Over the course of several hour, conservative House Democrats, led By Rep. Josh Gottheimer (D.N.J.), negotiated a deal with the CPC, headed by Jayapal. behestBiden
progressive caucus evolution
1. Before the House votes for the infrastructure bill, Senate must pass Build back Better
2. Before House votes on the infrastructure bill, House must pass Build Back better
3. House may be passed infrastructure after centrists state they will support Build Back Better
— Sahil Kapur (@sahilkapur) November 6, 2021
CPC member Rep. Jared Huffman, (D-Calif.). told The Hill that Biden was urging progressives to vote for BIF as well as the rule for consideration of BBB, “subject to some assurances and commitments that he was working to get.”
Those “assurances and commitments” came in the form of a statement from Case, Gottheimer, Murphy, Rice, and Schrader, which said: “We commit to voting for the Build Back Better Act, in its current form other than technical changes, as expeditiously as we receive fiscal information from the Congressional Budget Office—but in no event later than the week of November 15—consistent with the toplines for revenues and investments” projected by the White House.
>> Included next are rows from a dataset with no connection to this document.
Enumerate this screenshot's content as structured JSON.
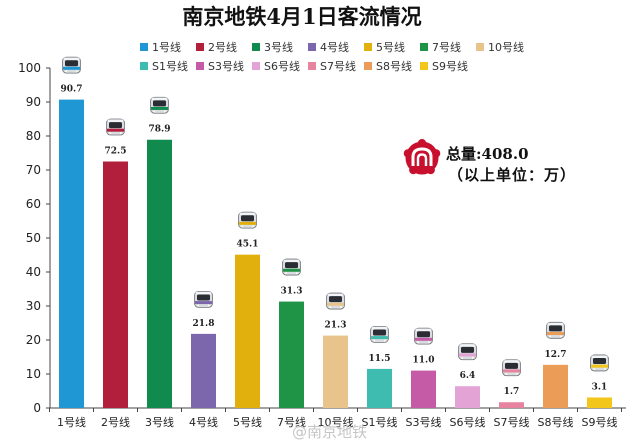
{
  "chart_data": {
    "type": "bar",
    "title": "南京地铁4月1日客流情况",
    "xlabel": "",
    "ylabel": "",
    "categories": [
      "1号线",
      "2号线",
      "3号线",
      "4号线",
      "5号线",
      "7号线",
      "10号线",
      "S1号线",
      "S3号线",
      "S6号线",
      "S7号线",
      "S8号线",
      "S9号线"
    ],
    "values": [
      90.7,
      72.5,
      78.9,
      21.8,
      45.1,
      31.3,
      21.3,
      11.5,
      11.0,
      6.4,
      1.7,
      12.7,
      3.1
    ],
    "colors": [
      "#1f97d4",
      "#b21f3d",
      "#118a4d",
      "#7c67ad",
      "#e1b00d",
      "#1f9446",
      "#e8c38b",
      "#3ebcb0",
      "#c55aa6",
      "#e3a3d5",
      "#e6849f",
      "#eb9d58",
      "#f3c61b"
    ],
    "ylim": [
      0,
      100
    ],
    "yticks": [
      0,
      10,
      20,
      30,
      40,
      50,
      60,
      70,
      80,
      90,
      100
    ],
    "grid": false,
    "data_labels": true,
    "point_icon": "train-front-icon",
    "legend": {
      "placement": "top",
      "entries": [
        "1号线",
        "2号线",
        "3号线",
        "4号线",
        "5号线",
        "7号线",
        "10号线",
        "S1号线",
        "S3号线",
        "S6号线",
        "S7号线",
        "S8号线",
        "S9号线"
      ]
    }
  },
  "annotation": {
    "logo_icon": "nanjing-metro-logo-icon",
    "logo_color": "#c8102e",
    "total": "总量:408.0",
    "unit_note": "（以上单位：万）"
  },
  "watermark": "@南京地铁"
}
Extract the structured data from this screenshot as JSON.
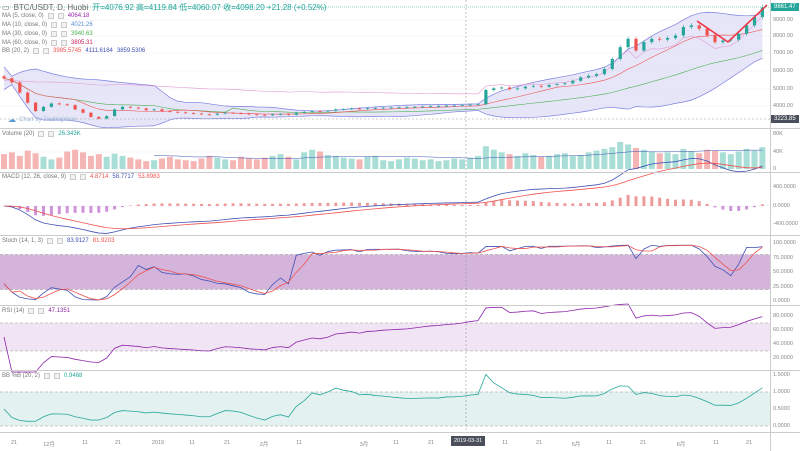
{
  "header": {
    "symbol": "BTC/USDT, D, Huobi",
    "ohlc": "开=4076.92  高=4119.84  低=4060.07  收=4098.20  +21.28 (+0.52%)"
  },
  "indicators": {
    "ma5": {
      "label": "MA (5, close, 0)",
      "value": "4064.18",
      "color": "#9c27b0"
    },
    "ma10": {
      "label": "MA (10, close, 0)",
      "value": "4021.26",
      "color": "#5c8dd6"
    },
    "ma30": {
      "label": "MA (30, close, 0)",
      "value": "3940.63",
      "color": "#4caf50"
    },
    "ma60": {
      "label": "MA (60, close, 0)",
      "value": "3805.31",
      "color": "#c2185b"
    },
    "bb": {
      "label": "BB (20, 2)",
      "v1": "3985.5745",
      "v2": "4111.6184",
      "v3": "3859.5306"
    },
    "volume": {
      "label": "Volume (20)",
      "value": "26.343K"
    },
    "macd": {
      "label": "MACD (12, 26, close, 9)",
      "v1": "4.8714",
      "v2": "58.7717",
      "v3": "53.8983"
    },
    "stoch": {
      "label": "Stoch (14, 1, 3)",
      "v1": "83.9127",
      "v2": "81.9203"
    },
    "rsi": {
      "label": "RSI (14)",
      "value": "47.1351"
    },
    "bbpb": {
      "label": "BB %B (20, 2)",
      "value": "0.9468"
    }
  },
  "watermark": "Chart by TradingView",
  "price_axis": {
    "last_price": "9861.47",
    "crosshair_price": "3223.85",
    "ticks": [
      "9000.00",
      "8000.00",
      "7000.00",
      "6000.00",
      "5000.00",
      "4000.00"
    ]
  },
  "volume_axis": [
    "80K",
    "40K",
    "0"
  ],
  "macd_axis": [
    "400.0000",
    "0.0000",
    "-400.0000"
  ],
  "stoch_axis": [
    "100.0000",
    "75.0000",
    "50.0000",
    "25.0000",
    "0.0000"
  ],
  "rsi_axis": [
    "80.0000",
    "60.0000",
    "40.0000",
    "20.0000"
  ],
  "bbpb_axis": [
    "1.5000",
    "1.0000",
    "0.5000",
    "0.0000"
  ],
  "time_axis": {
    "labels": [
      "21",
      "12月",
      "11",
      "21",
      "2019",
      "11",
      "21",
      "2月",
      "11",
      "3月",
      "11",
      "21",
      "11",
      "21",
      "5月",
      "11",
      "21",
      "6月",
      "11",
      "21"
    ],
    "crosshair_date": "2019-03-31"
  },
  "colors": {
    "up": "#26a69a",
    "down": "#ef5350",
    "bb_fill": "#dcdcf5",
    "stoch_band": "#c79bd0",
    "rsi_band": "#f1e4f4",
    "bbpb_band": "#e3f2f0"
  },
  "chart_data": {
    "type": "candlestick",
    "symbol": "BTC/USDT",
    "interval": "D",
    "exchange": "Huobi",
    "ylim": [
      3000,
      10000
    ],
    "close": [
      5650,
      5400,
      4800,
      4200,
      3700,
      3950,
      4150,
      4100,
      4050,
      3800,
      3600,
      3350,
      3250,
      3400,
      3800,
      3950,
      3900,
      3850,
      3750,
      3800,
      3700,
      3650,
      3620,
      3580,
      3550,
      3500,
      3480,
      3550,
      3600,
      3580,
      3550,
      3500,
      3480,
      3450,
      3500,
      3520,
      3480,
      3600,
      3650,
      3700,
      3680,
      3720,
      3800,
      3820,
      3850,
      3830,
      3870,
      3880,
      3900,
      3910,
      3920,
      3930,
      3950,
      3970,
      3990,
      4000,
      4020,
      4030,
      4050,
      4080,
      4100,
      4950,
      5050,
      5100,
      5000,
      5050,
      5150,
      5200,
      5150,
      5250,
      5300,
      5350,
      5500,
      5700,
      5800,
      5900,
      6200,
      6800,
      7500,
      8000,
      7300,
      7800,
      8000,
      7950,
      8050,
      8200,
      8700,
      8800,
      8600,
      8200,
      7800,
      7900,
      7950,
      8300,
      8800,
      9300,
      9861
    ],
    "volume_k": [
      34,
      38,
      30,
      42,
      36,
      28,
      22,
      26,
      40,
      44,
      38,
      30,
      34,
      28,
      35,
      30,
      26,
      22,
      18,
      20,
      24,
      28,
      22,
      20,
      18,
      24,
      30,
      26,
      22,
      20,
      28,
      24,
      22,
      26,
      30,
      34,
      28,
      22,
      38,
      44,
      40,
      32,
      30,
      26,
      24,
      22,
      28,
      30,
      20,
      18,
      22,
      26,
      24,
      20,
      22,
      18,
      20,
      24,
      22,
      26,
      30,
      52,
      44,
      38,
      34,
      30,
      36,
      32,
      28,
      30,
      34,
      36,
      30,
      32,
      38,
      42,
      46,
      50,
      62,
      56,
      48,
      44,
      40,
      36,
      38,
      34,
      46,
      40,
      36,
      44,
      42,
      38,
      34,
      40,
      46,
      42,
      50
    ]
  }
}
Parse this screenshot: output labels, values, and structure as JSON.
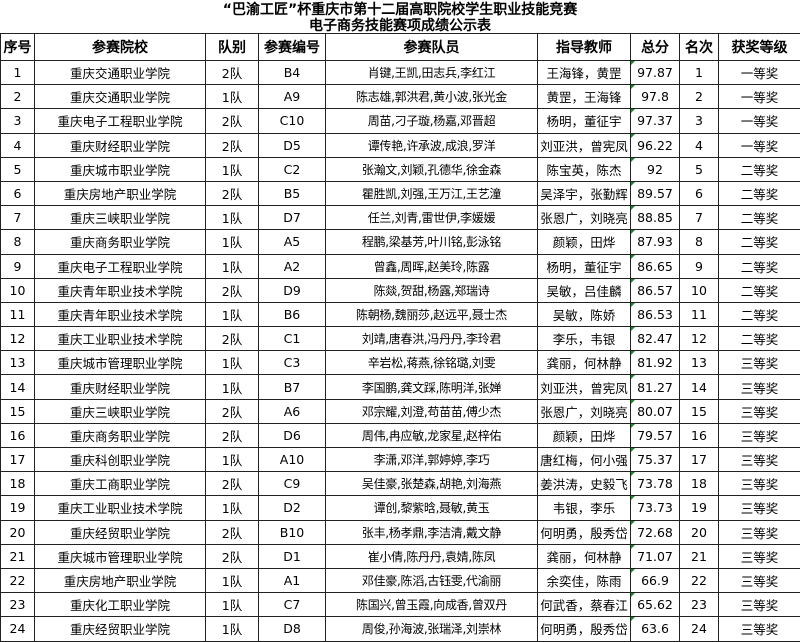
{
  "title_line1": "“巴渝工匠”杯重庆市第十二届高职院校学生职业技能竞赛",
  "title_line2": "电子商务技能赛项成绩公示表",
  "columns": [
    "序号",
    "参赛院校",
    "队别",
    "参赛编号",
    "参赛队员",
    "指导教师",
    "总分",
    "名次",
    "获奖等级"
  ],
  "rows": [
    [
      "1",
      "重庆交通职业学院",
      "2队",
      "B4",
      "肖键,王凯,田志兵,李红江",
      "王海锋，黄罡",
      "97.87",
      "1",
      "一等奖"
    ],
    [
      "2",
      "重庆交通职业学院",
      "1队",
      "A9",
      "陈志雄,郭洪君,黄小波,张光金",
      "黄罡，王海锋",
      "97.8",
      "2",
      "一等奖"
    ],
    [
      "3",
      "重庆电子工程职业学院",
      "2队",
      "C10",
      "周苗,刁子璇,杨嘉,邓晋超",
      "杨明，董征宇",
      "97.37",
      "3",
      "一等奖"
    ],
    [
      "4",
      "重庆财经职业学院",
      "2队",
      "D5",
      "谭传艳,许承波,成浪,罗洋",
      "刘亚洪，曾宪凤",
      "96.22",
      "4",
      "一等奖"
    ],
    [
      "5",
      "重庆城市职业学院",
      "1队",
      "C2",
      "张瀚文,刘颖,孔德华,徐金森",
      "陈宝英，陈杰",
      "92",
      "5",
      "二等奖"
    ],
    [
      "6",
      "重庆房地产职业学院",
      "2队",
      "B5",
      "瞿胜凯,刘强,王万江,王艺潼",
      "吴泽宇，张勤辉",
      "89.57",
      "6",
      "二等奖"
    ],
    [
      "7",
      "重庆三峡职业学院",
      "1队",
      "D7",
      "任兰,刘青,雷世伊,李媛媛",
      "张恩广，刘晓亮",
      "88.85",
      "7",
      "二等奖"
    ],
    [
      "8",
      "重庆商务职业学院",
      "1队",
      "A5",
      "程鹏,梁基芳,叶川铭,彭泳铭",
      "颜颖，田烨",
      "87.93",
      "8",
      "二等奖"
    ],
    [
      "9",
      "重庆电子工程职业学院",
      "1队",
      "A2",
      "曾鑫,周晖,赵美玲,陈露",
      "杨明，董征宇",
      "86.65",
      "9",
      "二等奖"
    ],
    [
      "10",
      "重庆青年职业技术学院",
      "2队",
      "D9",
      "陈燚,贺甜,杨露,郑瑞诗",
      "吴敏，吕佳麟",
      "86.57",
      "10",
      "二等奖"
    ],
    [
      "11",
      "重庆青年职业技术学院",
      "1队",
      "B6",
      "陈朝杨,魏丽莎,赵远平,聂士杰",
      "吴敏，陈娇",
      "86.53",
      "11",
      "二等奖"
    ],
    [
      "12",
      "重庆工业职业技术学院",
      "2队",
      "C1",
      "刘靖,唐春洪,冯丹丹,李玲君",
      "李乐，韦银",
      "82.47",
      "12",
      "二等奖"
    ],
    [
      "13",
      "重庆城市管理职业学院",
      "1队",
      "C3",
      "辛岩松,蒋燕,徐铭璐,刘雯",
      "龚丽，何林静",
      "81.92",
      "13",
      "三等奖"
    ],
    [
      "14",
      "重庆财经职业学院",
      "1队",
      "B7",
      "李国鹏,龚文踩,陈明洋,张婵",
      "刘亚洪，曾宪凤",
      "81.27",
      "14",
      "三等奖"
    ],
    [
      "15",
      "重庆三峡职业学院",
      "2队",
      "A6",
      "邓宗耀,刘澄,苟苗苗,傅少杰",
      "张恩广，刘晓亮",
      "80.07",
      "15",
      "三等奖"
    ],
    [
      "16",
      "重庆商务职业学院",
      "2队",
      "D6",
      "周伟,冉应敏,龙家星,赵梓佑",
      "颜颖，田烨",
      "79.57",
      "16",
      "三等奖"
    ],
    [
      "17",
      "重庆科创职业学院",
      "1队",
      "A10",
      "李潇,邓洋,郭婷婷,李巧",
      "唐红梅，何小强",
      "75.37",
      "17",
      "三等奖"
    ],
    [
      "18",
      "重庆工商职业学院",
      "2队",
      "C9",
      "吴佳豪,张楚森,胡艳,刘海燕",
      "姜洪涛，史毅飞",
      "73.78",
      "18",
      "三等奖"
    ],
    [
      "19",
      "重庆工业职业技术学院",
      "1队",
      "D2",
      "谭创,黎紫晗,聂敏,黄玉",
      "韦银，李乐",
      "73.73",
      "19",
      "三等奖"
    ],
    [
      "20",
      "重庆经贸职业学院",
      "2队",
      "B10",
      "张丰,杨孝鼎,李洁清,戴文静",
      "何明勇，殷秀岱",
      "72.68",
      "20",
      "三等奖"
    ],
    [
      "21",
      "重庆城市管理职业学院",
      "2队",
      "D1",
      "崔小倩,陈丹丹,袁婧,陈凤",
      "龚丽，何林静",
      "71.07",
      "21",
      "三等奖"
    ],
    [
      "22",
      "重庆房地产职业学院",
      "1队",
      "A1",
      "邓佳豪,陈滔,古钰雯,代渝丽",
      "余奕佳，陈雨",
      "66.9",
      "22",
      "三等奖"
    ],
    [
      "23",
      "重庆化工职业学院",
      "1队",
      "C7",
      "陈国兴,曾玉霞,向成香,曾双丹",
      "何武香，蔡春江",
      "65.62",
      "23",
      "三等奖"
    ],
    [
      "24",
      "重庆经贸职业学院",
      "1队",
      "D8",
      "周俊,孙海波,张瑞泽,刘崇林",
      "何明勇，殷秀岱",
      "63.6",
      "24",
      "三等奖"
    ]
  ],
  "colors": {
    "text_marker": "#1a8a2a",
    "border": "#222222"
  }
}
The Intercept’s Ryan Grim argued that while “the focus is on progressives,” the few conservative lawmakers preventing both bills from passing on Friday were “doing it right in the open.”
Calling the corporate Democrats’ statement “foolishness,” former Ohio state Sen. Nina Turner said that if they are committed to voting for BBB “no later than November 15, they can do it now.”
If the corporatist Dems have the ability to vote on BBB before November 15, they can vote for it now. The most vulnerable people are always left behind. This is foolishness.
— Nina Turner (@ninaturner) November 6, 2021
Other critics also raised questions about conservative Democrats’ endgame.
“A statement of support for BBB that is contingent on the CBO score could be more of an escape hatch… than a commitment to vote for BBB,” warned Adam Jentleson, a former congressional staffer and current executive director of the Battle Born Collective, a progressive communications firm.
Beware! A statement of support to BBB that is contingent upon the CBO score could provide mods with more escape routes than a commitment for BBB.
— Adam Jentleson 🎈 (@AJentleson) November 6, 2021
While progressives are being told to trust the obstructionists, who “have promised to vote for BBB when the CBO score comes in and says what everybody says it will say,” Grim noted, he questioned These conservative Democrats refuse to accept credible budget estimates provided by the White House or other sources.